No necesitó Feijóo más que unas horas para ofrecer el pasado miércoles una demostración antológica de su método político: quejarse de lo que él mismo ha institucionalizado. Ese día denunció en el Congreso que Pedro Sánchez hubiese difundido la zona en la que vive, invocando la protección de la familia como un derecho inviolable, mientras mentaba al fallecido padre de Patxi López —encarcelado y represaliado por el franquismo— llegando a asegurar que, si se levantara de su tumba y viera lo que ha hecho su hijo en política, no le perdonaría jamás.

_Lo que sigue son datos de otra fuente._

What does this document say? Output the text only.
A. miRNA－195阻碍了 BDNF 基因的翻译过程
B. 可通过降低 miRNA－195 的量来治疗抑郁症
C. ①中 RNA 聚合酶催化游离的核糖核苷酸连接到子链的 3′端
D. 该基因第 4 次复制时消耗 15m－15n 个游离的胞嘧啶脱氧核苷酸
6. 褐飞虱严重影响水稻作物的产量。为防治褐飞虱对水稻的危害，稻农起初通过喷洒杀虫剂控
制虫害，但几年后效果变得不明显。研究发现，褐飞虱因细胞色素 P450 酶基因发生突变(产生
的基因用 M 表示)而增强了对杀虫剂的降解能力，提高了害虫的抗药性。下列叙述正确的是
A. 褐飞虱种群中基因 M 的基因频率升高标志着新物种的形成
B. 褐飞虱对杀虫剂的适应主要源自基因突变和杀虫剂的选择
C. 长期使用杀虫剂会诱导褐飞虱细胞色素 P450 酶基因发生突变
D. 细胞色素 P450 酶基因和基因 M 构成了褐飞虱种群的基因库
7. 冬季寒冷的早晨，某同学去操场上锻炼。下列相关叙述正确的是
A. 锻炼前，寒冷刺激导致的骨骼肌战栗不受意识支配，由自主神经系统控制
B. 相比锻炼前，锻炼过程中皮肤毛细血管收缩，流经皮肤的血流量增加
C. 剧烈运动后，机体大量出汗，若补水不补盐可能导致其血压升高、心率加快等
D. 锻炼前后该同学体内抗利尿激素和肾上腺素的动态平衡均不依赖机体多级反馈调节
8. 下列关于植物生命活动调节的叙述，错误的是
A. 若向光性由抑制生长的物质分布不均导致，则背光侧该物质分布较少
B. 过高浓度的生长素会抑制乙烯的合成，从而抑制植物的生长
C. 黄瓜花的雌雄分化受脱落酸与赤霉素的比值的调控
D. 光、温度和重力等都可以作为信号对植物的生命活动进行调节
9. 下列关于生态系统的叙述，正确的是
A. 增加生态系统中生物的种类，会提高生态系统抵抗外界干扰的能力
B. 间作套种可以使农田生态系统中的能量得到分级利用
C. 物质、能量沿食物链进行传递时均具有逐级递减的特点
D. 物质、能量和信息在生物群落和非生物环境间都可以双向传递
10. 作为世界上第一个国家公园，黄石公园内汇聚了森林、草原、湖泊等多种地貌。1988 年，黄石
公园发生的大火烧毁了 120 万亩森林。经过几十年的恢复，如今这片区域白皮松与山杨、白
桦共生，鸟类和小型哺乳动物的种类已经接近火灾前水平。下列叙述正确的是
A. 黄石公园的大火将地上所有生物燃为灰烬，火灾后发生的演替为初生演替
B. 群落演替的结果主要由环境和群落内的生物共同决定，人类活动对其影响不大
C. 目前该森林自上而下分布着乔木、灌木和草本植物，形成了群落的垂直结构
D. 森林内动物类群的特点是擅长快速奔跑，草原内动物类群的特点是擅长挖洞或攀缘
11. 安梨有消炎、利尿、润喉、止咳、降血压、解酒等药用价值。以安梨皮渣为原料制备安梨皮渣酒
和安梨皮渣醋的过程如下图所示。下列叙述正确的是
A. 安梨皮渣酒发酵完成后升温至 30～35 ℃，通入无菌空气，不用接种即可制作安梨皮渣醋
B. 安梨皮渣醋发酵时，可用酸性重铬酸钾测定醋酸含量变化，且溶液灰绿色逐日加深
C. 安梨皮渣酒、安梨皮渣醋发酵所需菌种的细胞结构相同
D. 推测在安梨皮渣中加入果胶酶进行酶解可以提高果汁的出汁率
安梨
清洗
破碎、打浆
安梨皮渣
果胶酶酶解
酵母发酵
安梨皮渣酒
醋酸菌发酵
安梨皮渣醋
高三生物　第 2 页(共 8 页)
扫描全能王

El método, en realidad, se comenzó a intuir hace unos veinte años cuando aspiraba a gobernar en Galicia. Era el año 2009 y José Luis Baltar era el hombre fuerte del PP en Ourense y, por extensión, una pieza central del engranaje que llevó a Feijóo a la presidencia de la Xunta, ese trampolín desde el que se construyó la imagen ficticia de gestor moderado alejado de las guerras sucias. Baltar insinuó en esa campaña atroz que Anxo Quintana, candidato del BNG, maltrataba a su mujer. Lo hizo basándose en “lo que se comentaba por todo Allariz”, rumores sin prueba, sugiriendo que alguien con responsabilidades en materia de igualdad no podía tener “los problemas de convivencia que tenía con su mujer”, y rematando la imprudencia con una frase que sigue produciendo bastante estupor: “Pusimos al ratón a cuidar del queso”. Es decir, el PP convirtió la vida privada de Quintana y de su familia en munición electoral lanzada desde el aparato del partido, sin que nadie allí le pusiera freno.